Pour aller plus loin : découvrez l’article complet
« Les verre-ionomères de restauration, en toute simplicité ».
Par Anne Raskin et coll à paraître dans BMC 2022 ; 7(2).

Questions à…

Anne Raskin

PU-PH en biomatériaux directrice adjointe de l’École de Médecine Dentaire de la Faculté des Sciences Médicales et ParaMédicales d’Aix-Marseille Université, en charge de la recherche, chef de service et chef du pôle Odontologie

Pouvez-vous nous rappeler brièvement les caractéristiques essentielles qui différencient les verre-ionomères (CVIC et CVIMAR) des résines composites ?

Anne Raskin : Par définition, un verre-ionomère est un ciment (CVI) qui est une poudre minérale très fine, obtenue par broyage qui, mélangée avec un liquide, forme une pâte (appelée usuellement ciment) qui durcit. Dans le cas des CVI, cette poudre est de pH basique et le liquide, de l’acide dilué dans l’eau, est donc de pH acide. Ce ciment se forme selon une réaction acide-base de durcissement rapide entre une poudre de verre qui libère des ions et une solution aqueuse d’acide polyacrylique.
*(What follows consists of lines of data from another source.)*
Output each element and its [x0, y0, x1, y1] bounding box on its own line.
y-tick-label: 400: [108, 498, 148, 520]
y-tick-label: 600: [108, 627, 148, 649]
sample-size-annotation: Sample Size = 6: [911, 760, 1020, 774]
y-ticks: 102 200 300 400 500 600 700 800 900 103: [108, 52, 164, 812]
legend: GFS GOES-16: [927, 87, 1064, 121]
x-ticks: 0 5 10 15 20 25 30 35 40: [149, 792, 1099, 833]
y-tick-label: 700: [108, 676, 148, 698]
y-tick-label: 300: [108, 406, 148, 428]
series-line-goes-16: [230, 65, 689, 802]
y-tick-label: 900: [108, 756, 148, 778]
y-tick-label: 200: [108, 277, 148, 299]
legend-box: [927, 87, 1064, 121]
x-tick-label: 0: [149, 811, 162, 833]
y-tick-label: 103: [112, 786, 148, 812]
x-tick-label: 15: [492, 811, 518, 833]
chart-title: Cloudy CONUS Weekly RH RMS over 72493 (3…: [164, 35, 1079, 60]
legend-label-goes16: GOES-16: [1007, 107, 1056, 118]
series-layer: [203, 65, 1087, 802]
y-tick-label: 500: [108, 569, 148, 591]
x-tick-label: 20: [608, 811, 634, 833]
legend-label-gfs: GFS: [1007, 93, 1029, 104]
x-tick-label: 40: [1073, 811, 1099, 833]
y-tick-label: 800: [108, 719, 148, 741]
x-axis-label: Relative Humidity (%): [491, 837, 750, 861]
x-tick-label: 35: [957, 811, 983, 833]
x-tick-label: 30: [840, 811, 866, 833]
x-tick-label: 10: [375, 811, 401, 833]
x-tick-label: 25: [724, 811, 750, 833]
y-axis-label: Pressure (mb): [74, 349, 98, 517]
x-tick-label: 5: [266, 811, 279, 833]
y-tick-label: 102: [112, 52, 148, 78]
Les ciments verre-ionomères modifiés par adjonction de résine (CVIMAR) sont des CVI auxquels un pourcentage de résine (polymères) a été ajouté. Cette partie résineuse durcit par une réaction de polymérisation, comme les résines composites.

Une résine composite est un polymère, constitué d’une phase organique et de charges. La phase organique est la partie active du matériau puisque c’est en son sein que se passe la réaction de polymérisation. Les charges sont la partie inerte du matériau, mais n’en sont pas moins importantes, puisque c’est le renfort qui joue un rôle essentiel dans les propriétés mécaniques du matériau. La cohésion de ces deux entités indépendantes est garantie par la silanisation ou, plus récemment, par d’autres procédés plus complexes.

Quels sont pour vous les domaines d’indication privilégiés des CVI en restauration directe ?

A. R. : Les inconvénients des CVI sont leurs faibles propriétés mécaniques et l’efficacité limitée sur la libération des fluorures sur les lésions secondaires. Néanmoins, le questionnement principal doit concerner le risque carieux du patient, le stade de la lésion carieuse et son activité : un CVI peut être utilisé lorsque le patient est à risque carieux élevé ou présentant une lésion carieuse active ou si l’émail périphérique est absent. Les CVI/CVIMAR ne sont pas les matériaux de choix lorsqu’il y a une charge occlusale importante, en denture temporaire et permanente, le risque principal étant la fracture de la restauration. De ce fait, les CVI, tous les CVIMAR et certains CVI à haute viscosité (CVI-HV), plus résistants que la forme dite classique, restent des matériaux d’obturation temporaire et/ou des bases intermédiaires dans certaines situations.

La figure en illustration de cette revue de presse donne un aperçu des indications des CVI en restauration directe lorsque le risque carieux est élevé, la lésion carieuse active ou encore l’émail périphérique absent.

En votre qualité de chercheuse, quelles molécules pensez-vous pouvoir intégrer dans la formulation des futurs matériaux de restauration directe pour améliorer leur action préventive
vis-à-vis des nouvelles lésions carieuses ?

A. R. : Le fluorure diamine d’argent (SDF), malgré la coloration noirâtre qu’il engendre, donne des résultats encourageants sur l’arrêt de l’évolution des lésions carieuses. Par ailleurs, l’inclusion du monomère MDPB dans les adhésifs donne de bons résultats de par son effet anti­bactérien.